A vibrational spectroscopic study of the thermal behavior of Re2(CO)10 on zeolite Y

Abstract

This work describes the thermal decomposition of Re2(CO)10 in zeolite Y, which generates the zeolite-supported complex Re0(CO)3(O-Z)3, where (O-Z) represents a framework oxygen. The adsorption and thermal decomposition of Re2(CO)10 was performed on dehydrated and hydrated zeolite NaY. The conversion to Re0(CO)3(O-Z)3 was not significantly affected by the presence of water within the supercages as the supported complex formed at around 200 °C no matter what the initial water content of the zeolite was. However, when the zeolite sample was treated at ≥200 °C for long periods, the adsorbed H2O became involved in the reactivity, playing a role as an oxidant.
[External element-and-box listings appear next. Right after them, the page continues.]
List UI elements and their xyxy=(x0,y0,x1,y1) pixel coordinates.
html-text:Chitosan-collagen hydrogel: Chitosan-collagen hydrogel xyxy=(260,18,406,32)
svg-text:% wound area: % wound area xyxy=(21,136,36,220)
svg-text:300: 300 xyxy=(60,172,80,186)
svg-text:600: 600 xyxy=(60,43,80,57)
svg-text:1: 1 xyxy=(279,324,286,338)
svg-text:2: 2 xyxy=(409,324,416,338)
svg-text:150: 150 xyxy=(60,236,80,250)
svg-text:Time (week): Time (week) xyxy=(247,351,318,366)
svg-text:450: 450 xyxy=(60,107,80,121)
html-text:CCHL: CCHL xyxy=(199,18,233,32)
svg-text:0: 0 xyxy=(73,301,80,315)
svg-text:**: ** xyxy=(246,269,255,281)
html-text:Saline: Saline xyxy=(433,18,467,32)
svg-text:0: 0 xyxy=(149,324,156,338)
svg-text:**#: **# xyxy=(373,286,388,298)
The subcarbonyl complex Re0(CO)3(O-Z)3 was oxidized, generating isolated Re2O7 or HReO4, or a mixture of both, which was dispersed inside the zeolite host. This result suggests that thermal decomposition of Re2(CO)10 on a hydrated zeolite under mild conditions can be a convenient route for preparation of zeolite-supported Re2O7 catalysts. Re0(CO)3(O-Z)3 was also formed in siliceous zeolite Y (SiY) upon heating. But it quickly decomposes into metal Re at around 200 °C, suggesting that the tricarbonyl species is destabilized in the almost natural zeolite framework. The present study also shows that FT-Raman spectroscopy is a useful technique for monitoring the behavior of the metal carbonyl species in zeolitic hosts.Key words: Raman spectroscopy, zeolite Y, rhenium carbonyl, rhenium oxide.